Governor’s Scholars Program Applicants are Dropping Like Flies

Olivia Armstrong, Copy Editor

The Governor’s Scholars Program may not be getting that many scholars this school year.

Bullitt East has experienced an extreme drop in applicants for the 2017-18 school year Governor’s Scholars Program.

The Governor’s Scholars Program is an outstanding opportunity for Kentucky high school students that reaps tons of benefits. However, this year’s junior class appears to be failing to recognize the opportunities. Many blame this shortage of applicants on the increasing lack of scholarship money being offered for the honor.

GSP was founded in 1983 by Kentucky leaders. The program was founded based on Kentucky leaders’ concern that the state’s “best and brightest” were pursuing college and careers out of state.

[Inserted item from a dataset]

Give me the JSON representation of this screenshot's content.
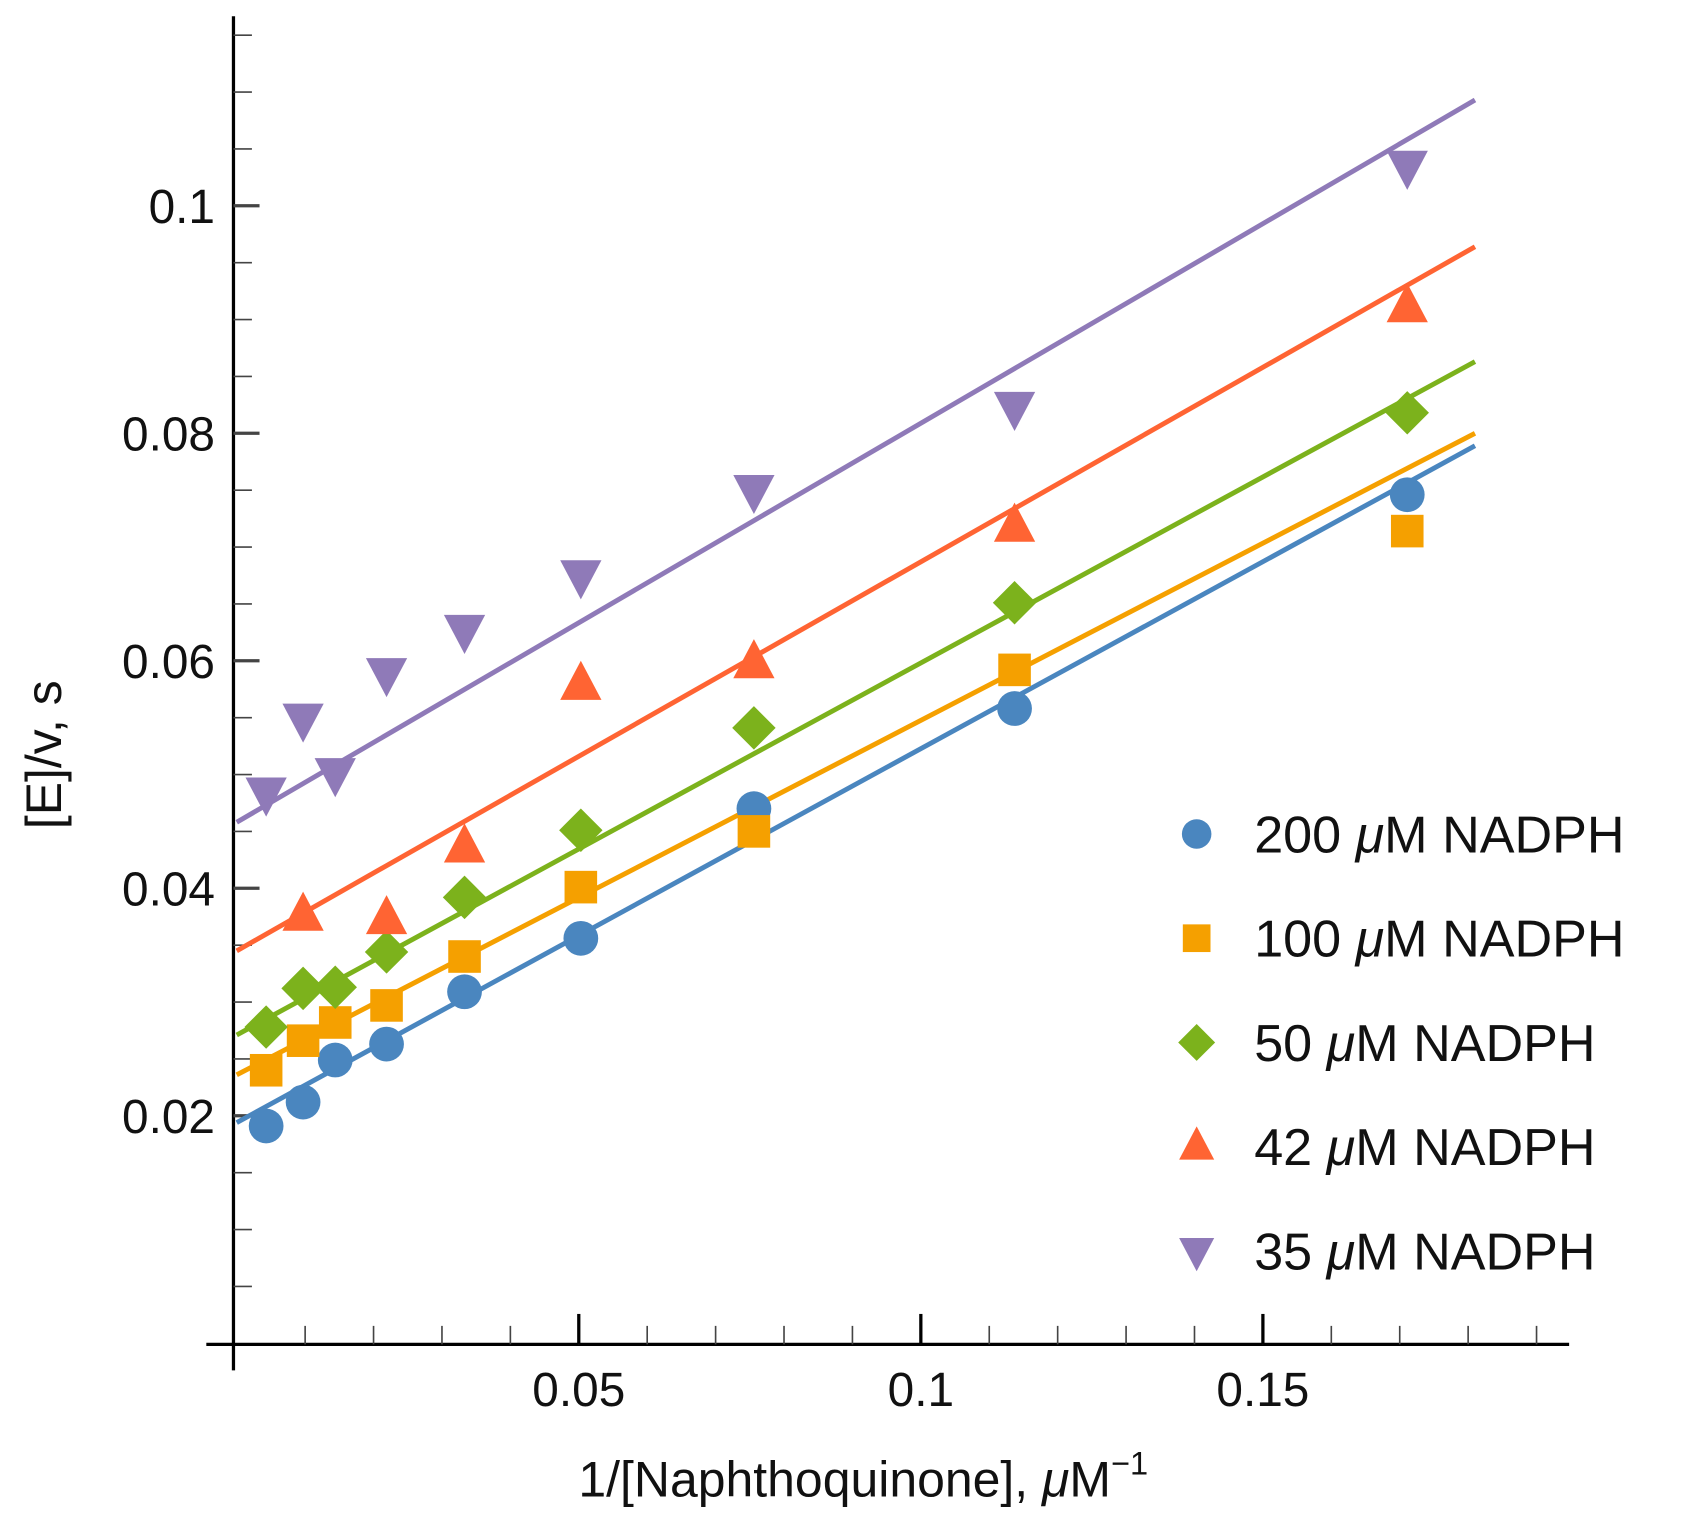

The program started out with only 230 students located on one campus; now, the program reaches around 1,000 students over three different campuses.

Campuses where GSP is hosted include Morehead State University, Murray State University and Northern Kentucky University for the 2016-18 summers. The selected locations change once every three years. “Each college has its own individual appeal to students,” said counselor Crystal Barr.

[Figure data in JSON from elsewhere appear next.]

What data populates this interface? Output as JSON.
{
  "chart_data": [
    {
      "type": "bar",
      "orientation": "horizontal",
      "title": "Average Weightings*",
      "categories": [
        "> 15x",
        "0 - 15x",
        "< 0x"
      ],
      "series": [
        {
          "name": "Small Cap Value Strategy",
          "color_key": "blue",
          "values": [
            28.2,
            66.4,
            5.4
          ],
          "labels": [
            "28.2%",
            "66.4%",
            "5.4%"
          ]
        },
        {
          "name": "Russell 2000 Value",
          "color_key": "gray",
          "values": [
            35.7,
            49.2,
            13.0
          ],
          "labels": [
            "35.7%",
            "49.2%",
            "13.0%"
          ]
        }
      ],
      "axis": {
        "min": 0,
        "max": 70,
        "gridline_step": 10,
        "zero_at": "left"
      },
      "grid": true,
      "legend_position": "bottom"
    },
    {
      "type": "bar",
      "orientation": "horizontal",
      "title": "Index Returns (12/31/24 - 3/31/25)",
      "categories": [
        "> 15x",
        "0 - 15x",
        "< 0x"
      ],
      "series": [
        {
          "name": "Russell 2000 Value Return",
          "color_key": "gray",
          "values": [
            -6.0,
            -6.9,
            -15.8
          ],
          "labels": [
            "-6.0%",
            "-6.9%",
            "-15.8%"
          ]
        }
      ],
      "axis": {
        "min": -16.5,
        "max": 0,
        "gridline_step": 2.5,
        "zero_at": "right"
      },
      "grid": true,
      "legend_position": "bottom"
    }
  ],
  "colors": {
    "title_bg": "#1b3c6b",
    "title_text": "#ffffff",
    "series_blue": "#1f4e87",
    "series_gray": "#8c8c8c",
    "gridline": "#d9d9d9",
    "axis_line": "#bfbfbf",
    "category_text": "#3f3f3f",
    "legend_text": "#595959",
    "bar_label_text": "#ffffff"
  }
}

GSP describes the choosing process as “highly competitive.” Students’ applications must go through three phases: being nominated in one’s high school, the district and then statewide.

The application includes several parts. After filling out some general information on the student, one’s school counselor must fill in details about GPA, standardized test scores, and on. Students then record details like their club and sport involvement, community service, honors and awards. Last, students write an essay based on a chosen prompt.

In spring of every year, the counselors take some time to have a class meeting with that year’s sophomores. At this meeting they start to discuss GSP and how to begin preparing for the application. Then, in September, students meet again with counselors to discuss the same in further detail. GSP alumni also attend to tell students about their experiences over the five weeks. “I think we get the word out to a lot of students,” said Barr.

Once students are accepted, they attend the five week long program at an offered campus of their choice during the summer of their junior year. The entire five weeks are completely paid for.

Students go through three phases: Focus Area, General Studies and Seminar. Focus area allows the student to pick a main area to study while on campus; this includes topics such as astronomy, music theory & performance and philosophy. The students then transition into general studies, which according to the official GSP website, are classes that “emphasize inquiry, service-learning, community leadership, and resolution development.” Last, students learn about things like career choice and interpersonal relationships during the Seminar period.

Most GSP alumni had nothing but positive things to say about the experience. “I met so many amazing and potentially helpful people,” said GSP alumni William Smith. Smith also noted what a big help the program was to give him a taste of the college environment.

GSP alumni Sean Woods also said the same thing. “The whole separation anxiety won’t be an issue now that I already know I’m comfortable being independent,” said Woods.

Barr also had positive things to say. “99 percent of students love it. It’s an amazing opportunity for students, and good prep for college. No more mom doing laundry.”

Despite the hype, only around 20 juniors from Bullitt East applied this year. This is a large drop from previous years, with around 40 to 50 usually applying. To put this more into perspective, Bullitt East has never had under 20 applicants in its history.

“That’s pretty sad to me, honestly, because I know kids who probably could have made it just didn’t finish their applications for whatever reason,” said Smith. The application was due to counselors by December 1.

Junior Sarah Weber experienced this crossroad, as she began her application, but never finished it out. “I’m in three AP classes and have a job and I just didn’t think I would be able to finish everything on time,” said Weber.

In addition, Smith was surprised by the small number of total applicants because of the large number of people who came to the GSP meeting in September, with around 40 people total attending.

Many blame the lack of applicants on the lack of scholarship money being offered for students in return for GSP. “A lot of individual schools have changed the way they award scholarships,” said Larry Steinmetz.

In 2015, Western Kentucky University took their scholarship fund from full in-state tuition to only offering 1,500 dollars for alumni. The University of Kentucky also tightened their rules for receiving scholarships: students must have a 31 on their ACT and a GPA of 3.5 and above, going up from the previous 28 and 3.3. The University of Louisville still offers a full ride for GSP students.  “[The scholarship I have], I realize more and more every day, is a huge blessing in my life,” said Smith.

Barr sees these changes as both a negative and positive thing. “I think that it forces students to be more open about college choices; it keeps an open mind,” said Barr. However, she does believe schools shouldn’t be so quick to turn out students just for a couple points on a standardized test score.

GSP applicant Lindsey Spencer feels the same. “I think that it’s not really fair, honestly, because applying for GSP is a very long and complicated process that takes a lot of effort,” said Spencer. Spencer also noted that a lot of students, like herself, are completely relying on the scholarship money offered from programs such as GSP to help them through college.

Governor’s Scholars Program winners will be notified through mail on April 11. The program will take place in varying weeks of July 2018.